Un sourire triste se dessina sur ses lèvres, il regarda sa petite fille qui avait un bandage sur sa poitrine. Il n'oublierait jamais l'appel qu'il avait reçu la veille. Quand il avait appris la fusillade au Palais de Justice et que des membres de sa famille étaient touchés, il avait pris le premier train et était arrivé rapidement à Brest. Il était arrivé à temps pour soutenir sa fille dans cette douloureuse épreuve. Ils avaient attendu de longues heures avant de pouvoir avoir des nouvelles de Maena, qui heureusement avait survécu à la fusillade. La seule chance qu'elle eût, était que la balle était ressortie, et que les premiers soins avaient vite été prodigués sur elle. Jacques fit le tour du lit, et s'approcha de sa petite fille. Il caressa les cheveux de Maena, avant de poser un baiser sur son front.

-       Le docteur Michael a dit qu'elle ne devrait pas garder la machine plus de quarante-huit heures.
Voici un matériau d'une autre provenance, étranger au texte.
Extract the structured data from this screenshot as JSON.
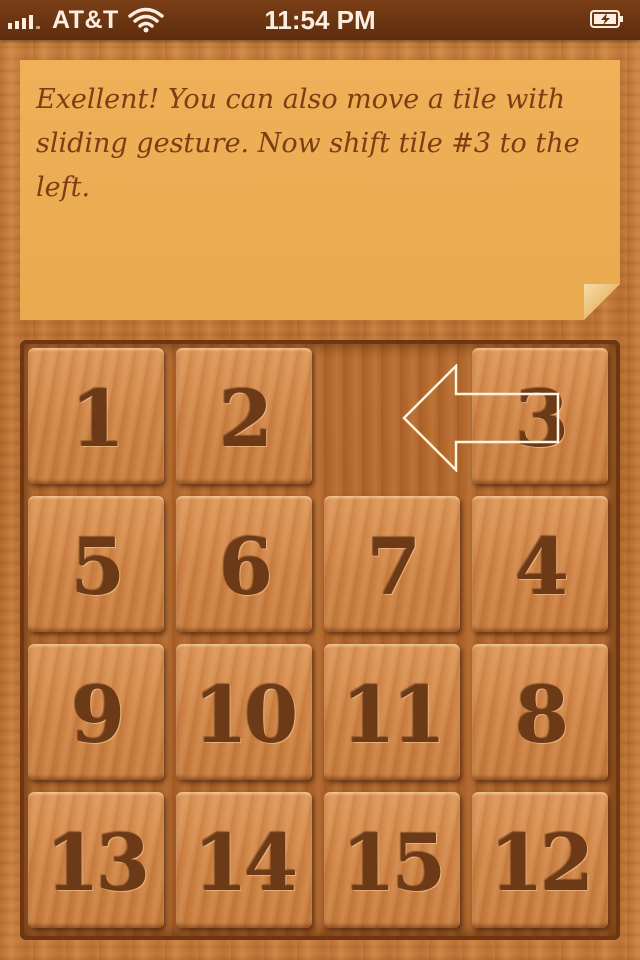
{
  "status_bar": {
    "carrier": "AT&T",
    "time": "11:54 PM",
    "icons": [
      "signal-icon",
      "wifi-icon",
      "battery-charging-icon"
    ]
  },
  "note": {
    "message": "Exellent! You can also move a tile with sliding gesture. Now shift tile #3 to the left."
  },
  "board": {
    "rows": 4,
    "cols": 4,
    "tiles": [
      [
        "1",
        "2",
        "",
        "3"
      ],
      [
        "5",
        "6",
        "7",
        "4"
      ],
      [
        "9",
        "10",
        "11",
        "8"
      ],
      [
        "13",
        "14",
        "15",
        "12"
      ]
    ],
    "hint_arrow": {
      "icon": "left-arrow-icon",
      "direction": "left"
    }
  },
  "colors": {
    "status_bar": "#6a3311",
    "note": "#eca954",
    "note_text": "#7a3e14",
    "tile": "#d08848",
    "tile_number": "#6d3a17"
  }
}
Alice ne bougea pas, et continua de caresser la main de sa fille. Elle ne sentait pas la force d'affronter cette réalité, cette réalité où elle avait tout perdu. Elle ne pourrait plus jamais exercer son métier, sans avoir les images de ce qu'il s'était passées, constamment dans sa tête. Elle ne pourrait plus travailler dans un tribunal, sans revivre ce jour. Elle ne put stopper ses larmes, et les laissa glisser silencieusement le long de ses joues.

-       Alice, dit Jacques doucement en s'approchant d'elle.

Il la contourna, et se mit face à elle. Elle avait toujours la tête posée sur le matelas, et la main de sa fille dans la sienne. Il se baissa légèrement et passa une main sur sa joue. Il ne la vit pas réagir à son toucher.

-       Ma chérie, il faudrait que tu te reposes.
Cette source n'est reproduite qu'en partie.